Konu antika mücevher olduğunda gitmeniz gereken yer Londra. Hatta daha spesifik olmak gerekirse, Old Bond ve New Bond Caddeleri... 18'inci yüzyıldan beri Londra'da lüksün kalbi olan Bond Street'i oluşturan bu caddeler, Tiffany&Co ve Cartier gibi mücevher evlerinin yanı sıra dünyanın en prestijli müzayede evlerinden Sotheby's ile 1849'da kurulan Hancocks London ve kökleri 1880'e dayanan Bentley&Skinner gibi antika mücevhercilerine ev sahipliği yapıyor.

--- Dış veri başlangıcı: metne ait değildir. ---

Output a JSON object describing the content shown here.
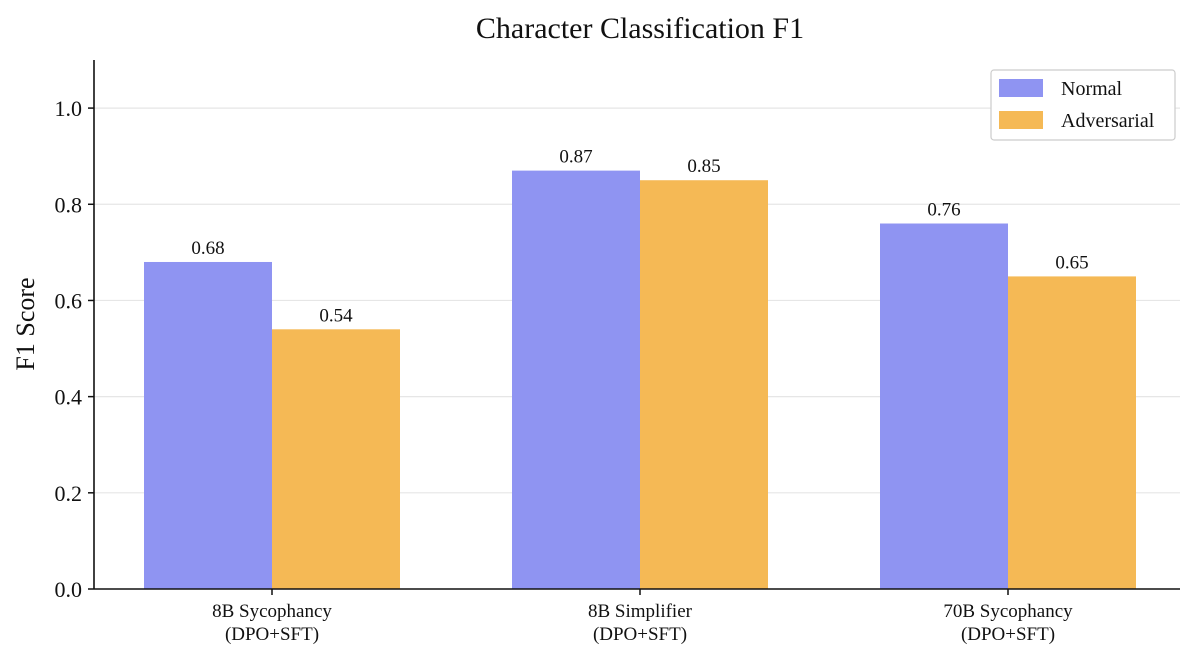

Aradığınız saat ise Cenevre'ye gitmeniz gerekiyor. Patek Philippe, Rolex ve Jaeger-LeCoultre gibi ikonik saat markalarının İsviçre orijinli olduğu düşünülürse bu durumun nedenini anlamak hiç de zor değil! 500 yıldan daha uzun bir saatçilik tarihi ile saatçiliğin başkenti olan Cenevre, az bulunan bir saatin peşinde koşanların çoğunun varış noktası oluyor. Roy & Sacha Davidoff S.A ise sahip olduğu nadir saatler ile, koleksiyonerleri çok mutlu edecek saatçilerin başında geliyor.

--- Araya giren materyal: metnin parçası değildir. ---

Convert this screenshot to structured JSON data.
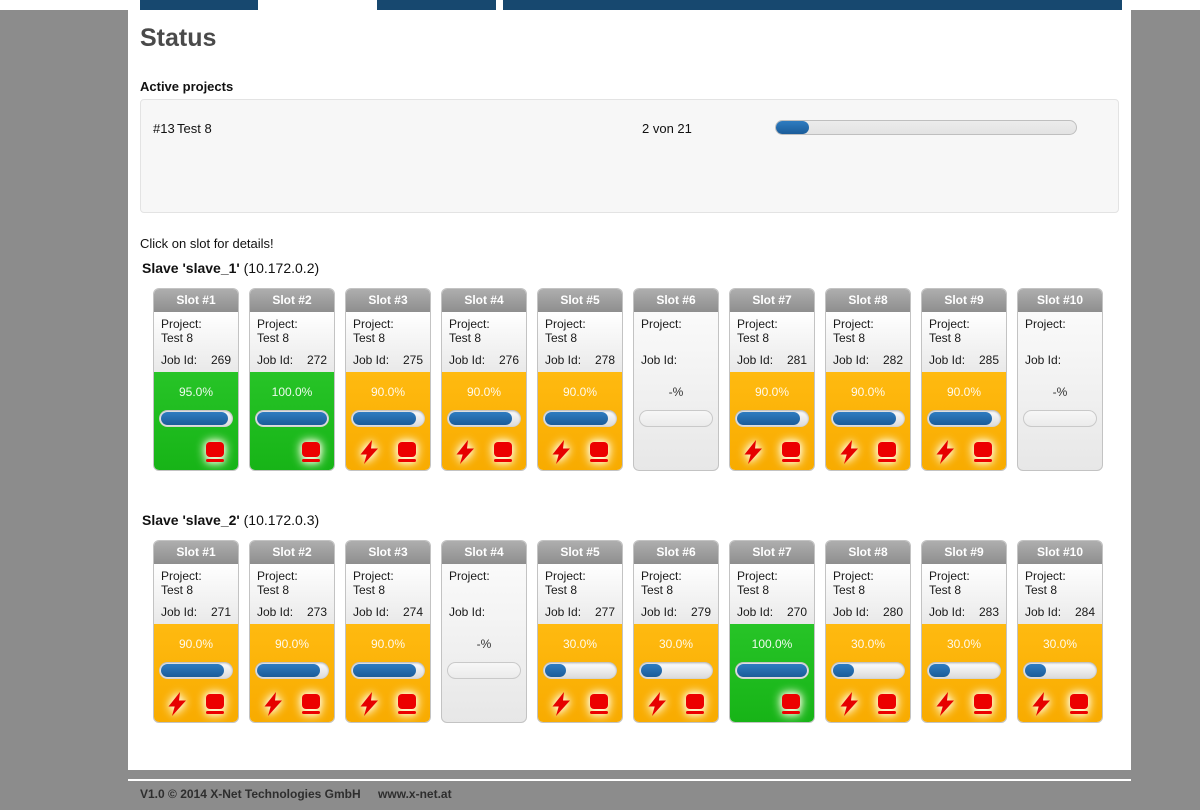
{
  "page": {
    "title": "Status"
  },
  "active_projects": {
    "heading": "Active projects",
    "row": {
      "id": "#13",
      "name": "Test 8",
      "count_label": "2 von 21",
      "progress_pct": 11
    }
  },
  "hint": "Click on slot for details!",
  "labels": {
    "project": "Project:",
    "job": "Job Id:"
  },
  "slaves": [
    {
      "name": "Slave 'slave_1'",
      "ip": "(10.172.0.2)",
      "slots": [
        {
          "label": "Slot #1",
          "project": "Test 8",
          "job_id": "269",
          "percent": "95.0%",
          "pct": 95,
          "state": "done"
        },
        {
          "label": "Slot #2",
          "project": "Test 8",
          "job_id": "272",
          "percent": "100.0%",
          "pct": 100,
          "state": "done"
        },
        {
          "label": "Slot #3",
          "project": "Test 8",
          "job_id": "275",
          "percent": "90.0%",
          "pct": 90,
          "state": "running"
        },
        {
          "label": "Slot #4",
          "project": "Test 8",
          "job_id": "276",
          "percent": "90.0%",
          "pct": 90,
          "state": "running"
        },
        {
          "label": "Slot #5",
          "project": "Test 8",
          "job_id": "278",
          "percent": "90.0%",
          "pct": 90,
          "state": "running"
        },
        {
          "label": "Slot #6",
          "project": "",
          "job_id": "",
          "percent": "-%",
          "pct": 0,
          "state": "empty"
        },
        {
          "label": "Slot #7",
          "project": "Test 8",
          "job_id": "281",
          "percent": "90.0%",
          "pct": 90,
          "state": "running"
        },
        {
          "label": "Slot #8",
          "project": "Test 8",
          "job_id": "282",
          "percent": "90.0%",
          "pct": 90,
          "state": "running"
        },
        {
          "label": "Slot #9",
          "project": "Test 8",
          "job_id": "285",
          "percent": "90.0%",
          "pct": 90,
          "state": "running"
        },
        {
          "label": "Slot #10",
          "project": "",
          "job_id": "",
          "percent": "-%",
          "pct": 0,
          "state": "empty"
        }
      ]
    },
    {
      "name": "Slave 'slave_2'",
      "ip": "(10.172.0.3)",
      "slots": [
        {
          "label": "Slot #1",
          "project": "Test 8",
          "job_id": "271",
          "percent": "90.0%",
          "pct": 90,
          "state": "running"
        },
        {
          "label": "Slot #2",
          "project": "Test 8",
          "job_id": "273",
          "percent": "90.0%",
          "pct": 90,
          "state": "running"
        },
        {
          "label": "Slot #3",
          "project": "Test 8",
          "job_id": "274",
          "percent": "90.0%",
          "pct": 90,
          "state": "running"
        },
        {
          "label": "Slot #4",
          "project": "",
          "job_id": "",
          "percent": "-%",
          "pct": 0,
          "state": "empty"
        },
        {
          "label": "Slot #5",
          "project": "Test 8",
          "job_id": "277",
          "percent": "30.0%",
          "pct": 30,
          "state": "running"
        },
        {
          "label": "Slot #6",
          "project": "Test 8",
          "job_id": "279",
          "percent": "30.0%",
          "pct": 30,
          "state": "running"
        },
        {
          "label": "Slot #7",
          "project": "Test 8",
          "job_id": "270",
          "percent": "100.0%",
          "pct": 100,
          "state": "done"
        },
        {
          "label": "Slot #8",
          "project": "Test 8",
          "job_id": "280",
          "percent": "30.0%",
          "pct": 30,
          "state": "running"
        },
        {
          "label": "Slot #9",
          "project": "Test 8",
          "job_id": "283",
          "percent": "30.0%",
          "pct": 30,
          "state": "running"
        },
        {
          "label": "Slot #10",
          "project": "Test 8",
          "job_id": "284",
          "percent": "30.0%",
          "pct": 30,
          "state": "running"
        }
      ]
    }
  ],
  "footer": {
    "copyright": "V1.0 © 2014 X-Net Technologies GmbH",
    "website": "www.x-net.at"
  },
  "colors": {
    "nav": "#17486f",
    "running": "#f8ab00",
    "done": "#1fbe1f",
    "bar_blue": "#1e68a8"
  }
}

ASIL KIYMETLİ OLAN MÜCEVHERİN HİKAYESİ
Mücevher denilince akla gelen ilk isimlerden biri Windsor Düşesi... Yani Kral 8. Edward'ın uğruna tahttan feraget ettiği Wallis Simpson... Düşes'e ait parçalar bir müzayedede açık artırmaya çıktığında her daim rekor kırıyorlar. 1987'de Sotheby's tarafından düzenlenen bir açık artırmaya çıkan mücevherleri 50 milyon dolara satılarak rekor kırmıştı; günümüze yaklaştığımızda ise Düşes'e ait bir bilezik 2010 yılında 4.5 milyon dolara alıcı buluyor. Söz konusu mücevherlerin Cartier gibi ikonik markalara ait olduğu gerçeği bir yana; bu mücevherlerin değerine değer katan asıl unsur onların hikayeleri. 8. Edward tarafından Düşes'e hediye edilen bu mücevherlerin yeni sahipleri sadece şahane bir Cartier broşa sahip olmuyor, dillere destan bir aşk hikayesinin de parçası gibi hissediyorlar. Ayrıca Elizabeth Taylor'a ait mücevherler de açık artırmalarda her daim rekor kırıyor. 2011 yılında Christie's tarafından düzenlenen müzayedede, Taylor'a ait koleksiyon 116 milyon dolara alıcı buldu ve o tarihe kadar satılan en pahalı kişisel koleksiyon oldu. Koleksiyonda yer alan parçalardan biri ise Elizabeth Taylor'ın büyük aşkı Richard Burton'ın ünlü aktristin 40'ıncı doğum günü için yaptırdığı The Taj Mahal Diamond kolyesiydi. Şah Cihan'a ait olduğuna inanılan bu kalp şeklindeki elmasın sahibi sadece Elizabeth Taylor ve Richard Burton'ın değil, Şah Cihan ve Mümtaz Mahal'in hikayesinin de bir parçası oldu.